The feeling of perfection is further emphasized by Germany’s flagship airline, Lufthansa and the brand new Boeing 727-100 aircraft which was registered recently in June 1964. Lufthansa was the third customer to order and the first in Europe. This specific aircraft (D-ABIH, Wiesbaden) was returned to Boeing in May 1975, with over 24,000 flight hours.
After several changes in ownership and registration the aircaft was acquired by the current owner in November 2007 and had it registered as N665DH in February of 2008. According to the last public photo, the plane was still in operation in 2017. Possibly, that was the last flight of its life to a small airport at Port Alberni in the Vancouver Island interior (British Columbia). Routing was along the east coast of the island at 4000 feet (IFR) then VFR through the mountain pass to destination. Must have been exciting for the crew.

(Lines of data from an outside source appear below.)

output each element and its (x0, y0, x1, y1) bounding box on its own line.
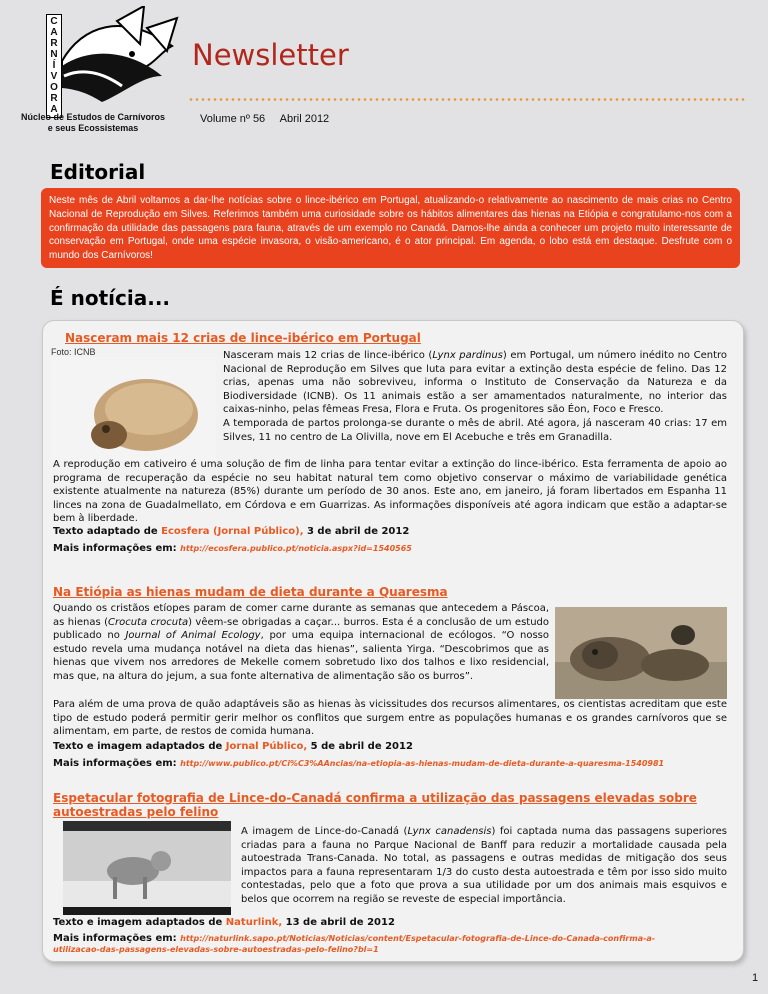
logo-letter: O (50, 82, 58, 93)
logo-letter: R (50, 38, 58, 49)
canada-lynx-photo (63, 821, 231, 915)
issue-info (200, 113, 341, 125)
credit-date: 5 de abril de 2012 (307, 741, 413, 752)
text-span: ) vêem-se obrigadas a caçar... burros. Esta é a conclusão de um estudo publicado no (53, 616, 549, 642)
article-credit (53, 917, 395, 928)
more-info-link[interactable]: http://ecosfera.publico.pt/noticia.aspx?id=1540565 (180, 544, 412, 553)
logo-caption-line: e seus Ecossistemas (47, 123, 139, 133)
logo-letter: Í (52, 60, 56, 71)
hyenas-photo (555, 607, 727, 699)
species-name: Lynx canadensis (407, 826, 492, 837)
carnivora-logo (22, 6, 184, 118)
logo-caption-line: Núcleo de Estudos de Carnívoros (20, 112, 166, 122)
credit-source-link[interactable]: Ecosfera (Jornal Público), (161, 526, 304, 537)
news-box (42, 320, 744, 962)
more-info-label: Mais informações em: (53, 543, 181, 554)
more-info-link[interactable]: http://naturlink.sapo.pt/Noticias/Noticias/content/Espetacular-fotografia-de-Lince-do-Canada-confirma-a- (180, 934, 656, 943)
more-info-link[interactable]: http://www.publico.pt/Ci%C3%AAncias/na-etiopia-as-hienas-mudam-de-dieta-durante-a-quaresma-1540981 (180, 759, 665, 768)
credit-date: 13 de abril de 2012 (282, 917, 395, 928)
credit-prefix: Texto e imagem adaptados de (53, 917, 226, 928)
article-lynx-body-bottom (53, 458, 727, 526)
journal-name: Journal of Animal Ecology (125, 630, 261, 642)
credit-prefix: Texto adaptado de (53, 526, 162, 537)
text-span: A imagem de Lince-do-Canadá ( (241, 826, 408, 837)
more-info (53, 933, 733, 955)
logo-letter: R (50, 93, 58, 104)
logo-letter: V (50, 71, 58, 82)
more-info-link[interactable]: utilizacao-das-passagens-elevadas-sobre-autoestradas-pelo-felino?bl=1 (53, 945, 379, 954)
text-span: Quando os cristãos etíopes param de comer carne durante as semanas que antecedem a Páscoa, as hienas ( (53, 603, 549, 628)
article-canada-lynx-body (241, 825, 727, 907)
text-span: ) foi captada numa das passagens superiores criadas para a fauna no Parque Nacional de Banff para reduzir a mortalidade causada pela autoestrada Trans-Canada. No total, as passagens e outras medidas de mitigação dos seus impactos para a fauna representaram 1/3 do custo desta autoestrada e têm por isso sido muito contestadas, pelo que a foto que prova a sua utilidade por um dos animais mais esquivos e belos que ocorrem na região se reveste de especial importância. (241, 826, 727, 905)
credit-date: 3 de abril de 2012 (303, 526, 410, 537)
article-title-lynx[interactable]: Nasceram mais 12 crias de lince-ibérico em Portugal (65, 331, 421, 345)
article-paragraph: A temporada de partos prolonga-se durante o mês de abril. Até agora, já nasceram 40 crias: 17 em Silves, 11 no centro de La Olivilla, nove em El Acebuche e três em Granadilla. (223, 417, 727, 443)
article-lynx-body-top (223, 349, 727, 444)
logo-letters (46, 14, 62, 118)
article-paragraph (53, 602, 549, 684)
article-paragraph (223, 349, 727, 417)
logo-letter: C (50, 16, 58, 27)
article-paragraph: A reprodução em cativeiro é uma solução de fim de linha para tentar evitar a extinção do lince-ibérico. Esta ferramenta de apoio ao programa de recuperação da espécie no seu habitat natural tem como objetivo conservar o máximo de variabilidade genética existente atualmente na natureza (85%) durante um período de 30 anos. Este ano, em janeiro, já foram libertados em Espanha 11 linces na zona de Guadalmellato, em Córdova e em Guarrizas. As informações disponíveis até agora indicam que estão a adaptar-se bem à liberdade. (53, 459, 727, 525)
lynx-cub-photo (51, 357, 216, 461)
text-span: ) em Portugal, um número inédito no Centro Nacional de Reprodução em Silves que luta para evitar a extinção desta espécie de felino. Das 12 crias, apenas uma não sobreviveu, informa o Instituto de Conservação da Natureza e da Biodiversidade (ICNB). Os 11 animais estão a ser amamentados naturalmente, no interior das caixas-ninho, pelas fêmeas Fresa, Flora e Fruta. Os progenitores são Éon, Foco e Fresco. (223, 350, 727, 416)
article-hyenas-body-top (53, 602, 549, 684)
photo-credit: Foto: ICNB (51, 347, 96, 357)
credit-source-link[interactable]: Naturlink, (225, 917, 283, 928)
page-number: 1 (752, 972, 759, 984)
logo-caption (18, 112, 168, 134)
volume-number: Volume nº 56 (200, 113, 266, 125)
article-title-hyenas[interactable]: Na Etiópia as hienas mudam de dieta durante a Quaresma (53, 585, 448, 599)
credit-source-link[interactable]: Jornal Público, (225, 741, 308, 752)
logo-letter: A (50, 104, 58, 115)
newsletter-title: Newsletter (192, 38, 349, 72)
species-name: Crocuta crocuta (108, 616, 189, 628)
text-span: Nasceram mais 12 crias de lince-ibérico ( (223, 350, 433, 361)
issue-date: Abril 2012 (279, 113, 330, 125)
species-name: Lynx pardinus (432, 350, 503, 361)
editorial-box (41, 188, 740, 268)
article-paragraph: Para além de uma prova de quão adaptáveis são as hienas às vicissitudes dos recursos alimentares, os cientistas acreditam que este tipo de estudo poderá permitir gerir melhor os conflitos que surgem entre as populações humanas e os grandes carnívoros que se alimentam, em parte, de restos de comida humana. (53, 699, 727, 738)
credit-prefix: Texto e imagem adaptados de (53, 741, 226, 752)
more-info (53, 543, 412, 554)
editorial-text: Neste mês de Abril voltamos a dar-lhe notícias sobre o lince-ibérico em Portugal, atualizando-o relativamente ao nascimento de mais crias no Centro Nacional de Reprodução em Silves. Referimos também uma curiosidade sobre os hábitos alimentares das hienas na Etiópia e congratulamo-nos com a confirmação da utilidade das passagens para fauna, através de um exemplo no Canadá. Damos-lhe ainda a conhecer um projeto muito interessante de conservação em Portugal, onde uma espécie invasora, o visão-americano, é o ator principal. Em agenda, o lobo está em destaque. Desfrute com o mundo dos Carnívoros! (49, 195, 732, 262)
more-info-label: Mais informações em: (53, 933, 181, 944)
article-credit (53, 741, 413, 752)
title-line: autoestradas pelo felino (53, 805, 219, 819)
dotted-divider (188, 98, 746, 101)
more-info-label: Mais informações em: (53, 758, 181, 769)
text-span: , por uma equipa internacional de ecólogos. “O nosso estudo revela uma mudança notável na dieta das hienas”, salienta Yirga. “Descobrimos que as hienas que vivem nos arredores de Mekelle comem sobretudo lixo dos talhos e lixo residencial, mas que, na altura do jejum, a sua fonte alternativa de alimentação são os burros”. (53, 630, 549, 682)
article-paragraph (241, 825, 727, 907)
article-credit (53, 526, 409, 537)
news-section-title: É notícia... (50, 286, 171, 310)
title-line: Espetacular fotografia de Lince-do-Canadá confirma a utilização das passagens elevadas sobre (53, 791, 697, 805)
more-info (53, 758, 664, 769)
editorial-title: Editorial (50, 160, 146, 184)
logo-letter: A (50, 27, 58, 38)
logo-letter: N (50, 49, 58, 60)
article-hyenas-body-bottom (53, 698, 727, 739)
article-title-canada-lynx[interactable] (53, 791, 733, 819)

Then, the aircraft had some 36,215 flight hours, and was the oldest operational Boeing 727-100 in the world. Outfitted with long range fuel tanks and new generation radios and electronics, it had true worldwide operational range. The aircraft features a VIP interior with Living Room, Private Bedroom and Bath, complete with shower, a kitchen, and dining area. The aircraft provides an apartment like atmosphere capable of accessing airports around the world.
Boeing built 1,832 Boeing 727 aircraft from 1960 to 1984. This specific one accumulated only a fraction of the total flight hours most Boeing 727’s acquire in their careers. However, its durability and versatility demonstrates why the Boeing 727 is considered one of the most significant aircraft ever designed.